BTW, I just went to your web page. What an amazing and generous service you provide! ❤
Facetious. No, not 30. But the changes between, say, 1800 and 1970 were substantial, and the changes between 1970 and today were greater still.
A modern Brahma of good quality, with modern feed and management, likely lays as many eggs each year as a leghorn at the turn of last century. Leghorns themselves lay around 40% more than they used to, 100 years back, and our production hybrids lay bigger eggs, sooner, and more frequently than any breed you might find in a book of chickens through at least the middle of the 1900s.
Modern meat birds are bigger, faster tot he table, and far more tender - and at greater feed efficiency.
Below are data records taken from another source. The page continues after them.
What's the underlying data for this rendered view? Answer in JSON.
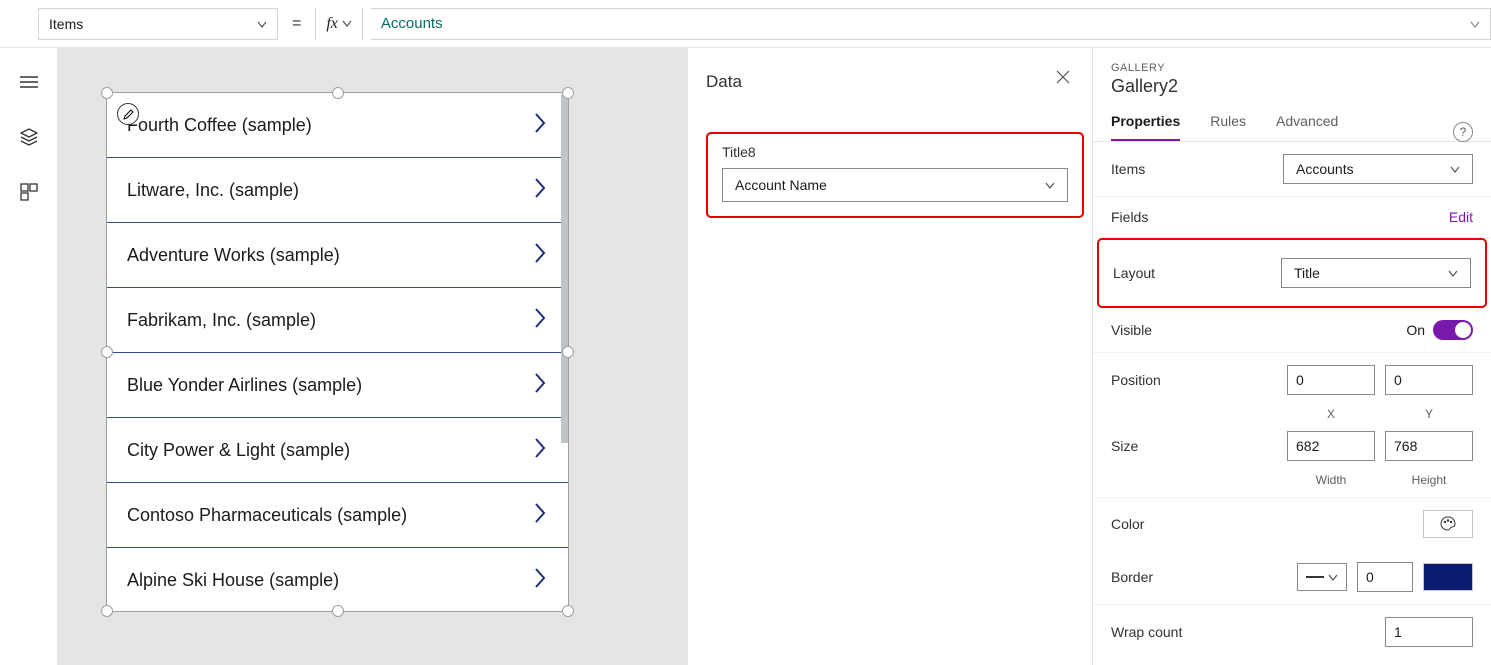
{
  "formula_bar": {
    "property": "Items",
    "formula": "Accounts"
  },
  "gallery": {
    "items": [
      "Fourth Coffee (sample)",
      "Litware, Inc. (sample)",
      "Adventure Works (sample)",
      "Fabrikam, Inc. (sample)",
      "Blue Yonder Airlines (sample)",
      "City Power & Light (sample)",
      "Contoso Pharmaceuticals (sample)",
      "Alpine Ski House (sample)"
    ]
  },
  "data_panel": {
    "title": "Data",
    "field_label": "Title8",
    "field_value": "Account Name"
  },
  "properties_panel": {
    "supertitle": "GALLERY",
    "name": "Gallery2",
    "tabs": {
      "properties": "Properties",
      "rules": "Rules",
      "advanced": "Advanced"
    },
    "items_label": "Items",
    "items_value": "Accounts",
    "fields_label": "Fields",
    "fields_action": "Edit",
    "layout_label": "Layout",
    "layout_value": "Title",
    "visible_label": "Visible",
    "visible_value": "On",
    "position_label": "Position",
    "position_x": "0",
    "position_y": "0",
    "position_x_label": "X",
    "position_y_label": "Y",
    "size_label": "Size",
    "size_w": "682",
    "size_h": "768",
    "size_w_label": "Width",
    "size_h_label": "Height",
    "color_label": "Color",
    "border_label": "Border",
    "border_width": "0",
    "wrap_label": "Wrap count",
    "wrap_value": "1"
  }
}
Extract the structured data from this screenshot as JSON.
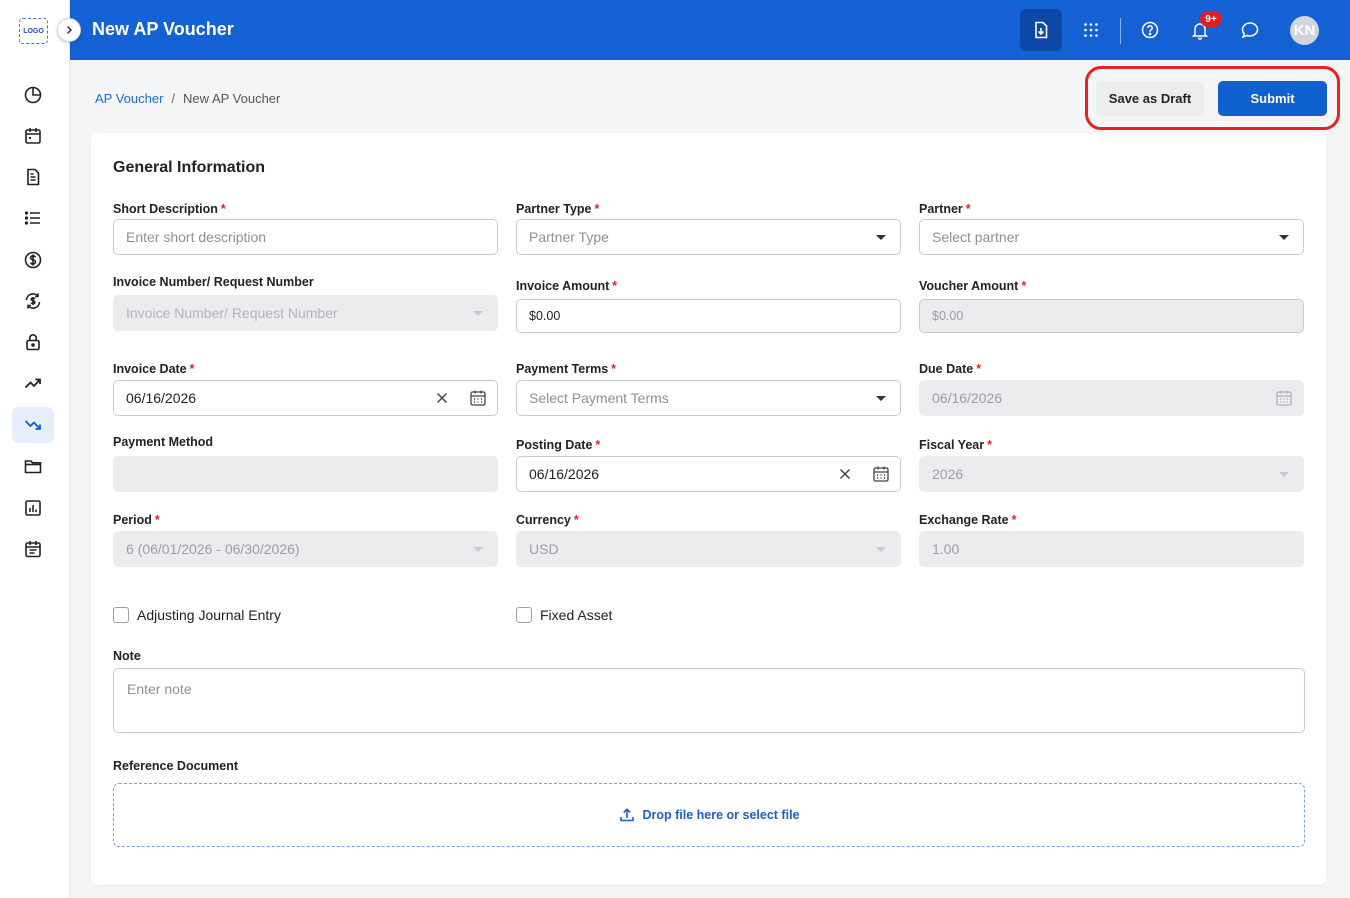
{
  "app": {
    "logo_text": "LOGO",
    "title": "New AP Voucher"
  },
  "header": {
    "notification_badge": "9+",
    "avatar_initials": "KN"
  },
  "breadcrumb": {
    "parent": "AP Voucher",
    "separator": "/",
    "current": "New AP Voucher"
  },
  "actions": {
    "draft_label": "Save as Draft",
    "submit_label": "Submit"
  },
  "form": {
    "section_title": "General Information",
    "short_description": {
      "label": "Short Description",
      "placeholder": "Enter short description"
    },
    "partner_type": {
      "label": "Partner Type",
      "placeholder": "Partner Type"
    },
    "partner": {
      "label": "Partner",
      "placeholder": "Select partner"
    },
    "invoice_number": {
      "label": "Invoice Number/ Request Number",
      "placeholder": "Invoice Number/ Request Number"
    },
    "invoice_amount": {
      "label": "Invoice Amount",
      "value": "$0.00"
    },
    "voucher_amount": {
      "label": "Voucher Amount",
      "value": "$0.00"
    },
    "invoice_date": {
      "label": "Invoice Date",
      "value": "06/16/2026"
    },
    "payment_terms": {
      "label": "Payment Terms",
      "placeholder": "Select Payment Terms"
    },
    "due_date": {
      "label": "Due Date",
      "value": "06/16/2026"
    },
    "payment_method": {
      "label": "Payment Method",
      "value": ""
    },
    "posting_date": {
      "label": "Posting Date",
      "value": "06/16/2026"
    },
    "fiscal_year": {
      "label": "Fiscal Year",
      "value": "2026"
    },
    "period": {
      "label": "Period",
      "value": "6 (06/01/2026 - 06/30/2026)"
    },
    "currency": {
      "label": "Currency",
      "value": "USD"
    },
    "exchange_rate": {
      "label": "Exchange Rate",
      "value": "1.00"
    },
    "adjusting_journal_entry": {
      "label": "Adjusting Journal Entry",
      "checked": false
    },
    "fixed_asset": {
      "label": "Fixed Asset",
      "checked": false
    },
    "note": {
      "label": "Note",
      "placeholder": "Enter note"
    },
    "reference_document": {
      "label": "Reference Document",
      "dropzone_text": "Drop file here or select file"
    },
    "required_marker": "*"
  },
  "icons": {
    "sidebar": [
      "pie-chart-icon",
      "calendar-icon",
      "document-icon",
      "list-icon",
      "dollar-icon",
      "currency-exchange-icon",
      "lock-icon",
      "trending-up-icon",
      "trending-down-icon",
      "folder-icon",
      "report-icon",
      "schedule-icon"
    ],
    "header": [
      "download-file-icon",
      "apps-grid-icon",
      "help-icon",
      "bell-icon",
      "chat-icon"
    ]
  },
  "colors": {
    "brand_blue": "#1463d6",
    "submit_blue": "#1060d0",
    "required_red": "#e02424",
    "highlight_red": "#e8211d"
  }
}
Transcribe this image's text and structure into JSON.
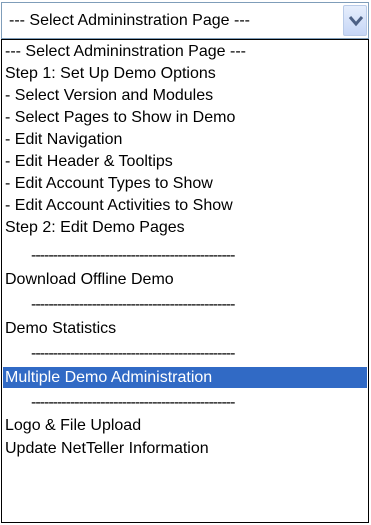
{
  "select": {
    "current_value": "--- Select Admininstration Page ---",
    "arrow_icon": "chevron-down-icon",
    "arrow_color": "#4d6185"
  },
  "dropdown": {
    "options": [
      "--- Select Admininstration Page ---",
      "Step 1: Set Up Demo Options",
      "- Select Version and Modules",
      "- Select Pages to Show in Demo",
      "- Edit Navigation",
      "- Edit Header & Tooltips",
      "- Edit Account Types to Show",
      "- Edit Account Activities to Show",
      "Step 2: Edit Demo Pages",
      "-----------------------------------------------",
      "Download Offline Demo",
      "-----------------------------------------------",
      "Demo Statistics",
      "-----------------------------------------------",
      "Multiple Demo Administration",
      "-----------------------------------------------",
      "Logo & File Upload",
      "Update NetTeller Information"
    ],
    "highlighted_option": "Multiple Demo Administration",
    "highlight_color": "#316ac5"
  }
}
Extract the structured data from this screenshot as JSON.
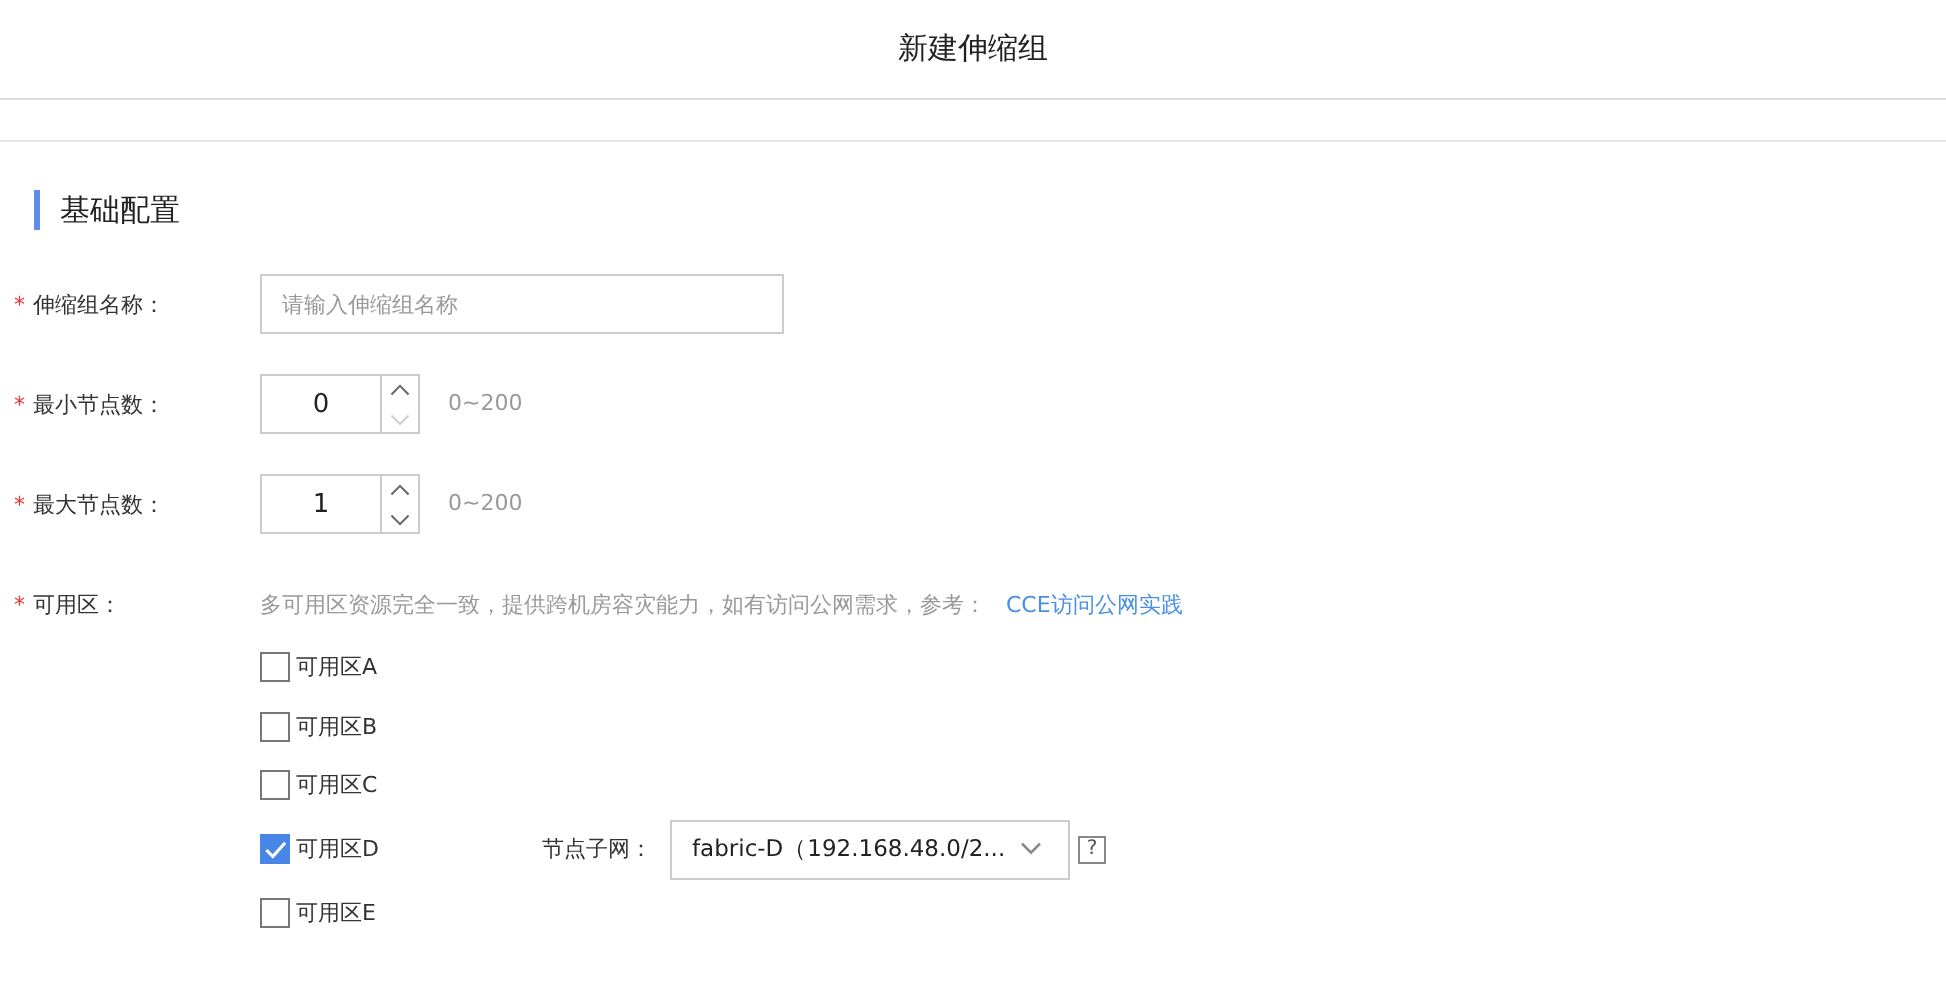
{
  "header": {
    "title": "新建伸缩组"
  },
  "section": {
    "title": "基础配置"
  },
  "fields": [
    {
      "kind": "text",
      "required_mark": "*",
      "label": "伸缩组名称：",
      "placeholder": "请输入伸缩组名称"
    },
    {
      "kind": "number",
      "required_mark": "*",
      "label": "最小节点数：",
      "value": "0",
      "range": "0~200",
      "up_disabled": false,
      "down_disabled": true
    },
    {
      "kind": "number",
      "required_mark": "*",
      "label": "最大节点数：",
      "value": "1",
      "range": "0~200",
      "up_disabled": false,
      "down_disabled": false
    },
    {
      "kind": "zones",
      "required_mark": "*",
      "label": "可用区：",
      "hint": "多可用区资源完全一致，提供跨机房容灾能力，如有访问公网需求，参考：",
      "link": "CCE访问公网实践",
      "zones": [
        {
          "label": "可用区A",
          "checked": false
        },
        {
          "label": "可用区B",
          "checked": false
        },
        {
          "label": "可用区C",
          "checked": false
        },
        {
          "label": "可用区D",
          "checked": true,
          "subnet_label": "节点子网：",
          "subnet_value": "fabric-D（192.168.48.0/2...",
          "help": "?"
        },
        {
          "label": "可用区E",
          "checked": false
        }
      ]
    }
  ]
}
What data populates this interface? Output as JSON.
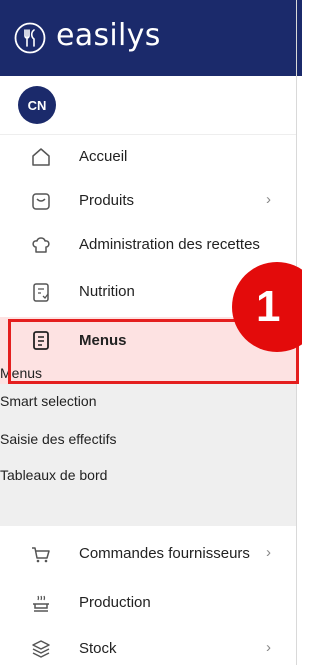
{
  "brand": {
    "name": "easilys"
  },
  "user": {
    "initials": "CN"
  },
  "menu": {
    "accueil": "Accueil",
    "produits": "Produits",
    "recettes": "Administration des recettes",
    "nutrition": "Nutrition",
    "menus": "Menus",
    "commandes": "Commandes fournisseurs",
    "production": "Production",
    "stock": "Stock"
  },
  "submenu": {
    "menus": "Menus",
    "smart": "Smart selection",
    "effectifs": "Saisie des effectifs",
    "tableaux": "Tableaux de bord"
  },
  "callout": {
    "number": "1"
  },
  "colors": {
    "brand": "#1b2a6b",
    "highlight": "#e41e1e",
    "active_bg": "#fde2e2",
    "badge": "#e30b0b"
  }
}
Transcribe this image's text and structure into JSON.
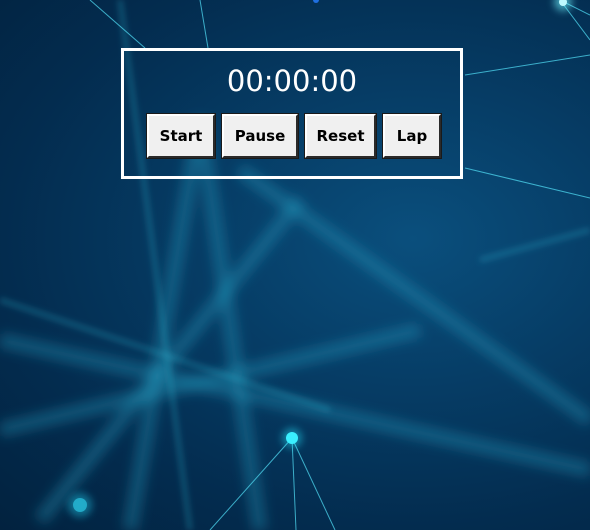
{
  "stopwatch": {
    "time": "00:00:00",
    "buttons": {
      "start": "Start",
      "pause": "Pause",
      "reset": "Reset",
      "lap": "Lap"
    }
  },
  "colors": {
    "background_dark": "#02223f",
    "background_mid": "#063d66",
    "line_glow": "#3ad6f0",
    "node": "#23e6ff",
    "panel_border": "#ffffff",
    "button_face": "#f0f0f0"
  },
  "background": {
    "style": "network-lines-wallpaper"
  }
}
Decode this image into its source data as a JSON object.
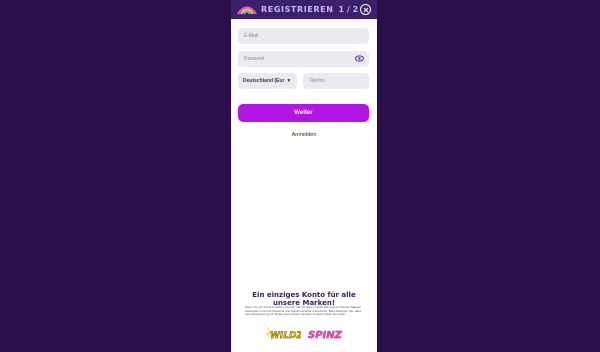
{
  "header": {
    "title": "REGISTRIEREN",
    "step": "1 / 2"
  },
  "form": {
    "email_placeholder": "E-Mail",
    "password_placeholder": "Passwort",
    "country_value": "Deutschland (Eur",
    "phone_placeholder": "Telefon",
    "submit_label": "Weiter",
    "login_link": "Anmelden"
  },
  "promo": {
    "title": "Ein einziges Konto für alle unsere Marken!",
    "text": "Wenn Sie ein Konto erstellen, können Sie mit diesem auch alle unsere anderen Marken verwenden und Ihre Rewards und Spielfortschritte mitnehmen. Bitte beachten Sie, dass eine Registrierung für Spieler aus einigen Ländern eingeschränkt sein kann.",
    "brands": [
      "WILDZ",
      "SPINZ"
    ]
  },
  "colors": {
    "background": "#2a0f4a",
    "header": "#3c2070",
    "accent": "#b215e5",
    "field": "#eceaf0"
  },
  "icons": [
    "logo-icon",
    "close-icon",
    "eye-icon",
    "chevron-down-icon"
  ]
}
Of course, 100-150 years ago, the chickens raised in quantity were fed a pretty basic diet determined by experience, not understanding of the kewy nutritional components, and the typical small farmer flock likely wasn't "fed" at all, being expected to scavenge feed missed by all the other animals on the property - hog, cow, horse, or dog, plus trimmings and leftovers from the garden plot, dropped seed in the fields, and whatever insects it could capture.
The modern bird has it FAR better - and needs that human hand providing modern feeds if its going to perform to modern expectations.